Typical deep reinforcement learning requires millions of training iterations as the network stumbles around in search of the right solution. New research suggests that AI can learn faster by considering its mistakes.
What’s new: Previous work in reinforcement learning taught machines by having them either experiment until they got it right or imitate human demonstrations. Allan Zhou and his team at Google Brain merge the two approaches in an algorithm they call Watch, Try, Learn.
Key insight: Unlike many RL models, WTL decides what actions to take by combining its own prior performance with human demonstrations as an explicit input. This allows it to correct its behavior quickly and minimize repeated blunders.
How it works: WTL is a training algorithm rather than a specific model.
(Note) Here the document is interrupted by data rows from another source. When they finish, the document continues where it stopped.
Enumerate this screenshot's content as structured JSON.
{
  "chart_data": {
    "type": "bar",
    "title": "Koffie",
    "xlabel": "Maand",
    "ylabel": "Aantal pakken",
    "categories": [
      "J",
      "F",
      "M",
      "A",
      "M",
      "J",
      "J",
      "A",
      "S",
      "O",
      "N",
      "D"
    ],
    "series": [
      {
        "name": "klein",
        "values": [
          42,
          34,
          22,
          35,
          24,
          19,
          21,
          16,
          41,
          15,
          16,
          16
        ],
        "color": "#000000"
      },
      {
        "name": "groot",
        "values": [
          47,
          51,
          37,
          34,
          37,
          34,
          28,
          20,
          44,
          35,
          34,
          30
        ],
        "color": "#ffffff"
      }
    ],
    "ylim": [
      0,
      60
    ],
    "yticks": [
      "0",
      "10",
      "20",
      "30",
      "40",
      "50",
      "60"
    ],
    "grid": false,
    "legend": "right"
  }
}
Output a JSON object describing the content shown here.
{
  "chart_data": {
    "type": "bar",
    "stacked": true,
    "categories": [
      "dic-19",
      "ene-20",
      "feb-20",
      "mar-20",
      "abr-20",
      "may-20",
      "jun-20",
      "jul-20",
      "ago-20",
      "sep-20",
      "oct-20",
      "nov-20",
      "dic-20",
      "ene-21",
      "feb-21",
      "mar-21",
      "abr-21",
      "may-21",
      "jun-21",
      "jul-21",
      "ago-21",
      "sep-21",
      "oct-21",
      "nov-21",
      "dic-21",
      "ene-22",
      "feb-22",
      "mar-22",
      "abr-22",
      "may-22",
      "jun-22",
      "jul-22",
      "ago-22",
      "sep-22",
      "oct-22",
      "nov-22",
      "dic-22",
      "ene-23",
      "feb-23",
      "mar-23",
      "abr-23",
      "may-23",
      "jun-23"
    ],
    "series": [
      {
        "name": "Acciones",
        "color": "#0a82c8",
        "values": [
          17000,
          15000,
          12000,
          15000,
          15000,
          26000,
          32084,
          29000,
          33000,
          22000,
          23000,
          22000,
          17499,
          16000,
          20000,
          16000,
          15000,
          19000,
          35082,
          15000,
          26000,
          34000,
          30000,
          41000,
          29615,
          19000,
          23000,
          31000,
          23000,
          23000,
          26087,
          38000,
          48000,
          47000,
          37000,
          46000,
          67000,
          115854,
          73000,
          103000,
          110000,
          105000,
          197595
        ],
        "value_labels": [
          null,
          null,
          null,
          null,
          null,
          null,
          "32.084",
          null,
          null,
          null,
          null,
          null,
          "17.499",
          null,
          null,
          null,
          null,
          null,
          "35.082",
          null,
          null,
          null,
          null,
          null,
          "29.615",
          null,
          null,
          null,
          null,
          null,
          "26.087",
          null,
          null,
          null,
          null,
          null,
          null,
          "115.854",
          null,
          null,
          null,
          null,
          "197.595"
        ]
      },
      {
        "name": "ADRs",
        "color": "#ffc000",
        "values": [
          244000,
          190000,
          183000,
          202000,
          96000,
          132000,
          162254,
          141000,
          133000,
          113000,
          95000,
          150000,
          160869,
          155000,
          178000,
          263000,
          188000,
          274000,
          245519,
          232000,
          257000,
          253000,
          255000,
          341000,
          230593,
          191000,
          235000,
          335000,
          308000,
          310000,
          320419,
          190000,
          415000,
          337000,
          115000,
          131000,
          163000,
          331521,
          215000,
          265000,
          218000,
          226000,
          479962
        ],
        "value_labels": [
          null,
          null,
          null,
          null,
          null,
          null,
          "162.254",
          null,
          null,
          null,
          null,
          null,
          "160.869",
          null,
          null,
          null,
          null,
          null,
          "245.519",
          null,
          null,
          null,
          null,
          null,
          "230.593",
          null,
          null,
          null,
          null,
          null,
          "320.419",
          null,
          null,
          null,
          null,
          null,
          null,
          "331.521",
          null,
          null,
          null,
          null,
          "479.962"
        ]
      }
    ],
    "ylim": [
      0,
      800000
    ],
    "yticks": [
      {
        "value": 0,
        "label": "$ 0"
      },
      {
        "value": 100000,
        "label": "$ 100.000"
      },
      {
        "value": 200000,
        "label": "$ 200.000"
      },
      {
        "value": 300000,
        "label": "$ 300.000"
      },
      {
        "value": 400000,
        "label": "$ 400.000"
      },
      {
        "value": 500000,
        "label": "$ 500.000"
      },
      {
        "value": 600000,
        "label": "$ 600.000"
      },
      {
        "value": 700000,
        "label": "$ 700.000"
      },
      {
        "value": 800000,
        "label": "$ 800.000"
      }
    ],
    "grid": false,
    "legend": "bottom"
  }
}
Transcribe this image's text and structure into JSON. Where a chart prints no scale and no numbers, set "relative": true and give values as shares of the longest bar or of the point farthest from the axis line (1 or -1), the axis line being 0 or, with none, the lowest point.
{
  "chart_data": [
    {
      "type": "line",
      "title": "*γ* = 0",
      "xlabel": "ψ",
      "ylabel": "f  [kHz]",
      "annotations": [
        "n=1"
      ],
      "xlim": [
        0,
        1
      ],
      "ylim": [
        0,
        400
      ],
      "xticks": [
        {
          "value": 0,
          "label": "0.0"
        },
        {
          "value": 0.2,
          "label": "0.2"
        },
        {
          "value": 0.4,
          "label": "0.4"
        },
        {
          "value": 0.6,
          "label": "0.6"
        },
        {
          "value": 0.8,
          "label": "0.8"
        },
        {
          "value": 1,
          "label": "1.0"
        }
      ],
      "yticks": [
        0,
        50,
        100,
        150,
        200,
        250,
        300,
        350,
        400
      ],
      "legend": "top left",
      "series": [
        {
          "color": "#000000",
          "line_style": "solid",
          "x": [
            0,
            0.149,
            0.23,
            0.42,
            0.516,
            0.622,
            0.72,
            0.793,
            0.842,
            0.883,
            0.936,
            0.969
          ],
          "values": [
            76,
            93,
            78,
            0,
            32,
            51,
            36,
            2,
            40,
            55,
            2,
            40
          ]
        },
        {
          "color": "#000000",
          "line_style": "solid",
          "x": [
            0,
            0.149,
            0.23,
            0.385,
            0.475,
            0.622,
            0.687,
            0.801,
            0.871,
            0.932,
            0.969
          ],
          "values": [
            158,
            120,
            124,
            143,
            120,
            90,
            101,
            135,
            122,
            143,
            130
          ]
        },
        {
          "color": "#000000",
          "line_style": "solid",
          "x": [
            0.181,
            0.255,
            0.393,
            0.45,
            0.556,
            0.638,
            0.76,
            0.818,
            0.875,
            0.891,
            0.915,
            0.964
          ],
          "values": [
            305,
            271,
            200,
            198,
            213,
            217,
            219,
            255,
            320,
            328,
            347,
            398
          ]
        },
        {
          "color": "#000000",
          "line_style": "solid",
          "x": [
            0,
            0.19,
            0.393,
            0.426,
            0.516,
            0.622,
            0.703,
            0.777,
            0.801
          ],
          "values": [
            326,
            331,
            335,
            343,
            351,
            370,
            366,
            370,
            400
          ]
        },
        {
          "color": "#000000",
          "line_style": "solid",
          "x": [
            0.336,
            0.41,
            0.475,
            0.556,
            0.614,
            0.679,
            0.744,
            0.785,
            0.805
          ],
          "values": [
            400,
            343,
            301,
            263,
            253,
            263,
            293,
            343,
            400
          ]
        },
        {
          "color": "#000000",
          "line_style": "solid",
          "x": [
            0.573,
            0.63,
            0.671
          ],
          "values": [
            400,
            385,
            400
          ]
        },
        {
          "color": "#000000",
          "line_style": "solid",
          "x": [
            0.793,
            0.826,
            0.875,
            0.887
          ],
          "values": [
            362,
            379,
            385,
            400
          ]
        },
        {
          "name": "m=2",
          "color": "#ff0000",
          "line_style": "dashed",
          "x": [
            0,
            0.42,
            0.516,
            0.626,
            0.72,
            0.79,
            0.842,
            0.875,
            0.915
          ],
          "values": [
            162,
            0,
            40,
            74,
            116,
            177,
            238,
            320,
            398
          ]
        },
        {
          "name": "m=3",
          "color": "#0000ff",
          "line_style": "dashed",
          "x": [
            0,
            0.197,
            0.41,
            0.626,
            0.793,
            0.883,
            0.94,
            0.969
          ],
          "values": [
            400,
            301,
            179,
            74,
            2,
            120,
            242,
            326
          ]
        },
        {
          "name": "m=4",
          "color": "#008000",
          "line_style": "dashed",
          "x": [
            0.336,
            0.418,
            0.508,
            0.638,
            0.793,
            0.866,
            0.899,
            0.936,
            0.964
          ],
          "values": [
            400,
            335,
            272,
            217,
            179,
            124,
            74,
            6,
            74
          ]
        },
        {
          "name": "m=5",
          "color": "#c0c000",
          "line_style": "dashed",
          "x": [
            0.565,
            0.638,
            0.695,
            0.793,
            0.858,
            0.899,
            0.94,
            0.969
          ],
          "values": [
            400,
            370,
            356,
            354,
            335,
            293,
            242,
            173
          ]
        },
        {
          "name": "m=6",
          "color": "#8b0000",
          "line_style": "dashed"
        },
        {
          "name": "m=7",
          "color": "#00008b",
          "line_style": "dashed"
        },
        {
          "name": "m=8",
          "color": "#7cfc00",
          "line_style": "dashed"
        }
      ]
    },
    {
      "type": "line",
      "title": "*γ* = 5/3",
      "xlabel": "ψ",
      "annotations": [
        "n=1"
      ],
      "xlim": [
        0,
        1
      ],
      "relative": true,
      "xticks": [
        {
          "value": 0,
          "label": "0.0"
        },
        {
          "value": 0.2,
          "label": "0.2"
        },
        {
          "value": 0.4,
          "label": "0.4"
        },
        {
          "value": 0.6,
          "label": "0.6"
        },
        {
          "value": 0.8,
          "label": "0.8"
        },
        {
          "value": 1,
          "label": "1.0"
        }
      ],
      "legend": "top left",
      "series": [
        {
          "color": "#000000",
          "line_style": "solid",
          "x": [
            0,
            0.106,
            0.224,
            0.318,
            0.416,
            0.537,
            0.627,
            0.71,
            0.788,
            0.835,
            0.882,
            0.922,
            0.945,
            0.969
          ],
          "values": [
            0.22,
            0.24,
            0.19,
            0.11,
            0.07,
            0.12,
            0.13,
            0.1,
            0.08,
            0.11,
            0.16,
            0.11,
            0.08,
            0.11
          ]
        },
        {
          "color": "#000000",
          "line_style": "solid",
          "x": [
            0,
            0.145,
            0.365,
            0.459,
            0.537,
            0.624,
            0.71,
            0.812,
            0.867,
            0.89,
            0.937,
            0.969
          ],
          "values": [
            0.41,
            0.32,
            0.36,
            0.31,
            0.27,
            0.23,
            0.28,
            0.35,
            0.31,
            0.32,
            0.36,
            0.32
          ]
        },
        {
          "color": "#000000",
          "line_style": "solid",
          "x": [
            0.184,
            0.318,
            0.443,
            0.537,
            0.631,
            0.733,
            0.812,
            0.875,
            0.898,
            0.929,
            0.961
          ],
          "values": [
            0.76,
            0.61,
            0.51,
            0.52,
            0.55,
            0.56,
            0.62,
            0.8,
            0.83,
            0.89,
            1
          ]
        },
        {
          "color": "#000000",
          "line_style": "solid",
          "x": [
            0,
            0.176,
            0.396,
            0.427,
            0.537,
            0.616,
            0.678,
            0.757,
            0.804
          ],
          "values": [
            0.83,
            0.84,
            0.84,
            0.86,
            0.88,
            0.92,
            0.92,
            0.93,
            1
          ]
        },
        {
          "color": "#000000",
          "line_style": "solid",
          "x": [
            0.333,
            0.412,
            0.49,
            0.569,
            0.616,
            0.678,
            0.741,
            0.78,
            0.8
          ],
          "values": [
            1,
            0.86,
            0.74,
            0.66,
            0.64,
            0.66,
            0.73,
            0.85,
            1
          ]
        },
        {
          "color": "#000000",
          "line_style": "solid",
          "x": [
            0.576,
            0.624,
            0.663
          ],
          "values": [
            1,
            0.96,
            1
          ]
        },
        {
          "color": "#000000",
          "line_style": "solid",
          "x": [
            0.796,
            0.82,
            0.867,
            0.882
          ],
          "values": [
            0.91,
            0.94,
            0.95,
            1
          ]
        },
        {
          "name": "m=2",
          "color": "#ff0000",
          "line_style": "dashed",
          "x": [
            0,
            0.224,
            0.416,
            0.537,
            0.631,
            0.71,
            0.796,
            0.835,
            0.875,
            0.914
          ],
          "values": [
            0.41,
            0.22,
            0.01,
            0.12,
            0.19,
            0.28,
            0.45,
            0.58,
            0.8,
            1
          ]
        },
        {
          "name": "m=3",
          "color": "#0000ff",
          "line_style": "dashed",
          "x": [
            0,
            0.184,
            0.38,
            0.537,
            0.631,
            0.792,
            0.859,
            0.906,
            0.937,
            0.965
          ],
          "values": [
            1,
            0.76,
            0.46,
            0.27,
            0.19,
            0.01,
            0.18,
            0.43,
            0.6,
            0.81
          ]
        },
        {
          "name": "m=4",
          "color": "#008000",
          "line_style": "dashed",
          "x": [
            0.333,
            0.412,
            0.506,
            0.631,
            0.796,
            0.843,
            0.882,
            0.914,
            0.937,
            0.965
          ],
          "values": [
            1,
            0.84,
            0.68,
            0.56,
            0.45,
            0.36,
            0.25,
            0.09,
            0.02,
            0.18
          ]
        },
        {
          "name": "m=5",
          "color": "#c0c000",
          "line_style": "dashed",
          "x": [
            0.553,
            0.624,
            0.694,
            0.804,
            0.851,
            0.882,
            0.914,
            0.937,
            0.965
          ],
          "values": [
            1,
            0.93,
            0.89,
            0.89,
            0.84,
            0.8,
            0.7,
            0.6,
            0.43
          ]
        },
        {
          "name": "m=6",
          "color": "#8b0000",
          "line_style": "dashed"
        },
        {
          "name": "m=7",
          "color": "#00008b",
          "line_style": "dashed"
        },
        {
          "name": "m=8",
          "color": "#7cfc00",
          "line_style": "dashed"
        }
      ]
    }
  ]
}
It trains two separate policies, or predictions of what action will maximize its reward, called trial and retrial. The trial policy generates exploration attempts, while the retrial policy decides the best actions. These policies are trained on several tasks.
- WTL starts with a handful of human demonstrations. The trial policy uses them to try to learn directly how to replicate human demonstrations. Trial attempts are recorded alongside the demonstrations to form a large dataset including cases of both successes and failures.
- Then it acts according to the retrial policy. This policy — combining the current state, a human demonstration, and trial attempts at the task — is trained to imitate successful demonstrations and trials.
- During inference, even a few demonstrations can generate a large set of trial explorations that help the retrial policy to generate actions that successfully complete tasks previously unseen in training.
Why it matters: WTL can learn a greater number and variety of robotic object manipulation tasks than previous RL models. Further, previous models are limited to a single task, while WTL learns multiple tasks concurrently and outperforms single-task models in every task. This allows WTL to master new abilities in few-shot settings and with less computation.
Takeaway: Who wants a robot helper that requires thousands of attempts to learn how to empty a dishwasher without breaking dishes? And, once it has learned, can’t do anything else? Zhou et al. raise the prospect that smarter, more flexible robots may be just around the corner — though they’re still bound to break a few dishes.